NOTE: The test statistic distribution will depend on how many peaks you fit and if you (smartly) eliminated one parameter from the second fit.

# Learning points:

This exercise in "fitting tricks" should teach you that:
1. __Good starting values is paramount!__ (Almost all fits fail with poor starting values).
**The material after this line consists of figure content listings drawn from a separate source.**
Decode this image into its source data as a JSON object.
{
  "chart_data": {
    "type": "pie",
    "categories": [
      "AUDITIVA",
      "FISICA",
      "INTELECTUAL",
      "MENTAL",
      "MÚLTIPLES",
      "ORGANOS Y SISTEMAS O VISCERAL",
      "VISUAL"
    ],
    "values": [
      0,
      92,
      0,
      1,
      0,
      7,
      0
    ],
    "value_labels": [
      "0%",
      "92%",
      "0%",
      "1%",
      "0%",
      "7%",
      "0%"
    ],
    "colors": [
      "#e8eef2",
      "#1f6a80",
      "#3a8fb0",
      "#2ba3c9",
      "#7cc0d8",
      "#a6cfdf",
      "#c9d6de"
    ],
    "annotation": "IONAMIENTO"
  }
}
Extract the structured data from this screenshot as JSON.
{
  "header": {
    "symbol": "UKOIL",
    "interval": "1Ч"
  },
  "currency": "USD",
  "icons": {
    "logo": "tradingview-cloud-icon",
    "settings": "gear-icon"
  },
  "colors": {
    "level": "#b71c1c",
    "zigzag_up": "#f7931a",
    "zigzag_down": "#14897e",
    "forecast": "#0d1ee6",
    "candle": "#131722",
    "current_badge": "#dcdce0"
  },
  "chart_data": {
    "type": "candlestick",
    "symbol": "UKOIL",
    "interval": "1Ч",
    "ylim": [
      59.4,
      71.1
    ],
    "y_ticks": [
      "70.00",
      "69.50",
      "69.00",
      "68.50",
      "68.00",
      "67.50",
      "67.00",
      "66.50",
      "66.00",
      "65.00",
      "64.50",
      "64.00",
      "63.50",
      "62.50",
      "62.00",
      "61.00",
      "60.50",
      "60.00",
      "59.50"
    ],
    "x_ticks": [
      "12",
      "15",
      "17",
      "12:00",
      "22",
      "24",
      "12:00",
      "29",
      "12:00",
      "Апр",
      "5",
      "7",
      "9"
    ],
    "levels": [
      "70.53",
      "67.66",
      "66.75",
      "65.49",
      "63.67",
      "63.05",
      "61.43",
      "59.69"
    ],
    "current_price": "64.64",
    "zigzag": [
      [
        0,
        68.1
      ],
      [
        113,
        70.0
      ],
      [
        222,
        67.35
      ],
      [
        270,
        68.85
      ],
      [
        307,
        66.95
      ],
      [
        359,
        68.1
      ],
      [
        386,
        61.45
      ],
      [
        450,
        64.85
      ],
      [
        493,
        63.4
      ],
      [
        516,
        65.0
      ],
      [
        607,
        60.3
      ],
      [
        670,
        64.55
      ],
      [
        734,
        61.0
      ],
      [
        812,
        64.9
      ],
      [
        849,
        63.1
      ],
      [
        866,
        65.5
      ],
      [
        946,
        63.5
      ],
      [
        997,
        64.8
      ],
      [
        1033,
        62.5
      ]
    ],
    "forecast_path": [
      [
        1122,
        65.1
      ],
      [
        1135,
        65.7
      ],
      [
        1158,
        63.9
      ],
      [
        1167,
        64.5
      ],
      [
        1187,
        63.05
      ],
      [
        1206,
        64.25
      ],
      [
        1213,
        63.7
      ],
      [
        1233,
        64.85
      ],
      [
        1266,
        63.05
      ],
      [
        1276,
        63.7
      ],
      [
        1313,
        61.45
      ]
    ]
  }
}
2. The form of the fitting function is also important.<br>
   a. Ensure that the x-values do not represent some small range far from 0.<br>
   b. Ensure that you give the fitting function enough freedom to fit the data.<br>
   c. Conversely, try to curb the number of parameters, if there are arguments for doing so (calibration peaks).<br>
   d. Make sure that you've normalised your fitting PDFs, to avoid correlations between normalisation and parameters.
3. If a fit continues to fail, try simply to draw the function and starting values on top of the data. Often, they don't match well (general advice, not just in this exercise).